The communication transport between the Akka Clusters is then using reliable event replication over gRPC, which gives characteristics such as:
- security with TLS and mutual authentication (mTLS)
- network friendly across different Kubernetes clusters using ordinary ingress and load balancers
- exactly-once processing or at-least-once processing
- asynchronous and brokerless communication without need of additional products
For Microservices there are additional reasons for keeping the services isolated in separate Akka Clusters as described in Choosing Akka Cluster - Microservices.
Event Replication
Event replication is at the core of Akka Distributed Cluster. The event journal of the Event Sourced Entities is the source of truth and also used as source for publishing events to other services or replicas. By streaming the events from the journal directly to consumers with full backpressure based on demand from the consumer we have a solution for asynchronous communication without requiring an intermediate message broker product.
The sequence numbers of the events and the offset tracking by the consumers via Akka Projections gives at-least once reliable delivery with automatic de-duplication for exactly-once processing.
Entities are assigned to a “slice” for data partitioning. For parallel processing different consumers can take different ranges of the slices. This consumer slice distribution can be scaled at runtime to be able to adapt to changes in load.
Events are read from the journal when a consumer sets up a new subscription, but when the consumer is up-to-date with the latest events it can consume the “live” events immediately without the latency from the database round trip. This gives very low end-to-end latency.

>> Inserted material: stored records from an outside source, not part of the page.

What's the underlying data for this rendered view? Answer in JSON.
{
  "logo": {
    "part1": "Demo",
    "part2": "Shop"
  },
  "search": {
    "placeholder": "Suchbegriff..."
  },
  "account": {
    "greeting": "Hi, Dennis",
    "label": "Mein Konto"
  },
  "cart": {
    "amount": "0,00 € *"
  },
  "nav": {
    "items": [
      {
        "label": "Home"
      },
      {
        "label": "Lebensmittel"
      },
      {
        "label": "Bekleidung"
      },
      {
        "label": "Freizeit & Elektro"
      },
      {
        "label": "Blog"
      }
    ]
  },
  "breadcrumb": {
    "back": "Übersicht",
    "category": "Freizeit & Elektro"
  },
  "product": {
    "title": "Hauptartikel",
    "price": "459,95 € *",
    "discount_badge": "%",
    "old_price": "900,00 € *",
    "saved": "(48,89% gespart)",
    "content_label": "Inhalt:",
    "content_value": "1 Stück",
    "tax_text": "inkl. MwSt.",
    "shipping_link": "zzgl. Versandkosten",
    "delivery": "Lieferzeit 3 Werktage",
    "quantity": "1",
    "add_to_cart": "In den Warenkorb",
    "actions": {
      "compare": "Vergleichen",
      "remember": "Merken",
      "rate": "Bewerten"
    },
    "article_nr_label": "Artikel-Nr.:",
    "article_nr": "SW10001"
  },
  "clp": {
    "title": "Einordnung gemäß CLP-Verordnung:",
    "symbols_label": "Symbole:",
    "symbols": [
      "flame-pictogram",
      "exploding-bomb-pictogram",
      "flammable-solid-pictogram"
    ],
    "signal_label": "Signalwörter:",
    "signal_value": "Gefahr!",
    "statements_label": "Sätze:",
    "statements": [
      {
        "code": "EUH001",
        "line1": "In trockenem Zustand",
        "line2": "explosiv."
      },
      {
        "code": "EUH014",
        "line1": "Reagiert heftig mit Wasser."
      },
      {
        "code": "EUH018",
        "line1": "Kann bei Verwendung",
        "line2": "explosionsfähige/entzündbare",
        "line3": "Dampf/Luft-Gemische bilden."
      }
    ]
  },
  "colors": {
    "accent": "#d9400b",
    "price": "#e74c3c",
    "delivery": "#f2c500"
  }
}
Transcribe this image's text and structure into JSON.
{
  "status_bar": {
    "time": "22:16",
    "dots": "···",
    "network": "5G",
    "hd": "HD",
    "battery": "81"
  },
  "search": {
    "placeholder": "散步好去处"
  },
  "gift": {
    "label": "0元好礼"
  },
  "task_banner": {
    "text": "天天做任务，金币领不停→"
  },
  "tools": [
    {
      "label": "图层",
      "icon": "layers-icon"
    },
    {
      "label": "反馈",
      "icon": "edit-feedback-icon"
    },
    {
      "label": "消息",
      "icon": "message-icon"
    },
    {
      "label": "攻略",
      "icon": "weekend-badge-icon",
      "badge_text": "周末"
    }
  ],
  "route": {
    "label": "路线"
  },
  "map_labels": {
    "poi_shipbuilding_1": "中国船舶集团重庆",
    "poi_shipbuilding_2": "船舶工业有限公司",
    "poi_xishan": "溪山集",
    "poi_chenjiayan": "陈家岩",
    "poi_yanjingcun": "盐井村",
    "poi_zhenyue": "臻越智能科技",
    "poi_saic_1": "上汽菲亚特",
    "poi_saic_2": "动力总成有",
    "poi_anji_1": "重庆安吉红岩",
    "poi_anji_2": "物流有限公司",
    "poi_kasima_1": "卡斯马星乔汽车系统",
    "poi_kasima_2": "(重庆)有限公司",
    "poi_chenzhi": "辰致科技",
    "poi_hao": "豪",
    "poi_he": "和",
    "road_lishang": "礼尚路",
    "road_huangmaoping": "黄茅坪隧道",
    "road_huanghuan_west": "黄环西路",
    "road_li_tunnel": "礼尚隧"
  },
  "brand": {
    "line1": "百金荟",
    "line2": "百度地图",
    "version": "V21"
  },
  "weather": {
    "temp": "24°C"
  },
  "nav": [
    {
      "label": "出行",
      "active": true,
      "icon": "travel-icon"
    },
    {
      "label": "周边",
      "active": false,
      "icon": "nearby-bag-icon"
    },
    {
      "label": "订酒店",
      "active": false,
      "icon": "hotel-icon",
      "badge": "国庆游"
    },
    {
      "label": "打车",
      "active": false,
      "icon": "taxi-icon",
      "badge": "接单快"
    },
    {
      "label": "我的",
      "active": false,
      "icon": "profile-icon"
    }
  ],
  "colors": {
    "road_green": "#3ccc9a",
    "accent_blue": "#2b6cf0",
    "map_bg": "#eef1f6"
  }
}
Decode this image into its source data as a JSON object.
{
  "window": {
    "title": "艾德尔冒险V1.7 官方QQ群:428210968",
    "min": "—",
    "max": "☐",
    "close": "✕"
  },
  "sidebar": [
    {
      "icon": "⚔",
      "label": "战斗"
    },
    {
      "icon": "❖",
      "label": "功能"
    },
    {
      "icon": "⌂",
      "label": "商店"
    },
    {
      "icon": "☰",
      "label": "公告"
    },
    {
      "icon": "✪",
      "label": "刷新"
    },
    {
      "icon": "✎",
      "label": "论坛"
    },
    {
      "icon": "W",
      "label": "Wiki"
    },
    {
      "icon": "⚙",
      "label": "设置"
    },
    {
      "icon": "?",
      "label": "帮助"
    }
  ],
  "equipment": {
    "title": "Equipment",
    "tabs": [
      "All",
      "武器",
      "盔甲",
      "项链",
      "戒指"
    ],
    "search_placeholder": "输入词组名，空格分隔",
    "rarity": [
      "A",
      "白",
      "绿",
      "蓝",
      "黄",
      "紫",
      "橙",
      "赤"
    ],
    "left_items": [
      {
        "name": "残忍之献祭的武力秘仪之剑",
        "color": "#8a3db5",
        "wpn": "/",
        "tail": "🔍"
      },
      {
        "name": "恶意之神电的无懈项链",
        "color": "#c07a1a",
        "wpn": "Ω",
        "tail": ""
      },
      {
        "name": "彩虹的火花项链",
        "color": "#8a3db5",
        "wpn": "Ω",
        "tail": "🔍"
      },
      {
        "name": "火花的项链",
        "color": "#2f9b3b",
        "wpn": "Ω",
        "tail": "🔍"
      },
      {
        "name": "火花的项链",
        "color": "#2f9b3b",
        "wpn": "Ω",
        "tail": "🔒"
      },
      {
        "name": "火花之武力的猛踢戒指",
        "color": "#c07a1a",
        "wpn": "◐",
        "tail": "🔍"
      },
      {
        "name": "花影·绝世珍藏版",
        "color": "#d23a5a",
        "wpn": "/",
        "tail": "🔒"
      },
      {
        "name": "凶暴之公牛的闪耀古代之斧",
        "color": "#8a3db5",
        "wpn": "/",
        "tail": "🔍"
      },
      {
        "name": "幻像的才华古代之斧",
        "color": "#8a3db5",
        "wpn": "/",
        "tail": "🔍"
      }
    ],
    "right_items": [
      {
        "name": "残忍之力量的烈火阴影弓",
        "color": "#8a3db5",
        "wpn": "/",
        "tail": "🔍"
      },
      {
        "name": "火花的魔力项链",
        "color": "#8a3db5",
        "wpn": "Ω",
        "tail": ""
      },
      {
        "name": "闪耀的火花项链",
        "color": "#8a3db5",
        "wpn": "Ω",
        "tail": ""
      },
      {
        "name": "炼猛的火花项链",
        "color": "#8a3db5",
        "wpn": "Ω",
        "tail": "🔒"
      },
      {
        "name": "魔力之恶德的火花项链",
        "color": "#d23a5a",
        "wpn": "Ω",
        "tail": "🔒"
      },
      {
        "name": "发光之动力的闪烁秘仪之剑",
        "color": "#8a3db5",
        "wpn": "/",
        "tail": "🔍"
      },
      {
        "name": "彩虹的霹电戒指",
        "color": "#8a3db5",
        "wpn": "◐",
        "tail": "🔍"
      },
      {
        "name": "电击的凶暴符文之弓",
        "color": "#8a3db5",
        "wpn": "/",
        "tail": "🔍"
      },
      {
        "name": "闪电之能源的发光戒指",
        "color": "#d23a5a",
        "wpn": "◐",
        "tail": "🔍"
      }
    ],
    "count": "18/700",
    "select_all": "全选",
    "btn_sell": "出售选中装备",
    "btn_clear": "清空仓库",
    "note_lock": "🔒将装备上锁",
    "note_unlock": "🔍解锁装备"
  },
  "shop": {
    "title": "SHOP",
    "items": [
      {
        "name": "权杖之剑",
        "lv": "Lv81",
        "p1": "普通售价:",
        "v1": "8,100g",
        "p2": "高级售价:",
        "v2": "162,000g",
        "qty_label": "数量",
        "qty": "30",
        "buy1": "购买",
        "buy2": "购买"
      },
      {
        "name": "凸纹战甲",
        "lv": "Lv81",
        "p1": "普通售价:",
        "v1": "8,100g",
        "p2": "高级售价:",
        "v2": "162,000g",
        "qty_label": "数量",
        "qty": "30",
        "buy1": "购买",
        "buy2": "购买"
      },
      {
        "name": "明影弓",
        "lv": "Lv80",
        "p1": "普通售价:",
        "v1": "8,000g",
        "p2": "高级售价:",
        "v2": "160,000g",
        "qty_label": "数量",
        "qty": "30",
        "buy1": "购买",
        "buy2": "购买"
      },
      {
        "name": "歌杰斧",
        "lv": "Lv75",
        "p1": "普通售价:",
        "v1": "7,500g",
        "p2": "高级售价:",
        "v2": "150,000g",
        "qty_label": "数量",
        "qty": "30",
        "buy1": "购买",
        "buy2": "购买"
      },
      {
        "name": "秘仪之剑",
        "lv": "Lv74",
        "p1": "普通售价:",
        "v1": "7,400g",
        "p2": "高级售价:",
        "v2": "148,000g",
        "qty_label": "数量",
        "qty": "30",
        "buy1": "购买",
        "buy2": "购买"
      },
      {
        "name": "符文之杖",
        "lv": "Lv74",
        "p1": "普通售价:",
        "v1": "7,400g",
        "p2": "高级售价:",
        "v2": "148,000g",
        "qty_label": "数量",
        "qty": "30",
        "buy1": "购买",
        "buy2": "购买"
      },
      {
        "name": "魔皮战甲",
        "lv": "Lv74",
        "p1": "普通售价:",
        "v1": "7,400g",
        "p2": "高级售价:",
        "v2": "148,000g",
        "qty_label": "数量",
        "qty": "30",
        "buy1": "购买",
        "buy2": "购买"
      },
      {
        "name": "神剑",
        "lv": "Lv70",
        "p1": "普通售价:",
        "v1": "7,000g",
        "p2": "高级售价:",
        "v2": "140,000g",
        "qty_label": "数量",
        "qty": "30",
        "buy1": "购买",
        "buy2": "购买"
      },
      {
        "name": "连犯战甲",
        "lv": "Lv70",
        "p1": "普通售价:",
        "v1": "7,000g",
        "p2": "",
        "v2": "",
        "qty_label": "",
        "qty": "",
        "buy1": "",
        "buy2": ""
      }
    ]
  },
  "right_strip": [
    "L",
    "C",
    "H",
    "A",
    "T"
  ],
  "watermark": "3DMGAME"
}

The journal is still used as the reliable source in case the consumer can’t keep up or in failure scenarios.
Dynamic filters
Events from all entities might not be needed at all locations. Therefore, it is possible to define filters that select which entities to replicate where. These filters are typically defined by tagging the events, but can also select individual entity identifiers.
The filters can be defined on both the producer side and on the consumer side, and they can be changed at runtime. The ability to dynamically change the filters without tearing down the event stream opens up for building very flexible and efficient interactions between services or geographically distributed systems.
When a filter includes events from an entity that the consumer has not seen before, this is automatically detected and the preceding events are replayed and delivered to the consumer so that it can process all events in the right order.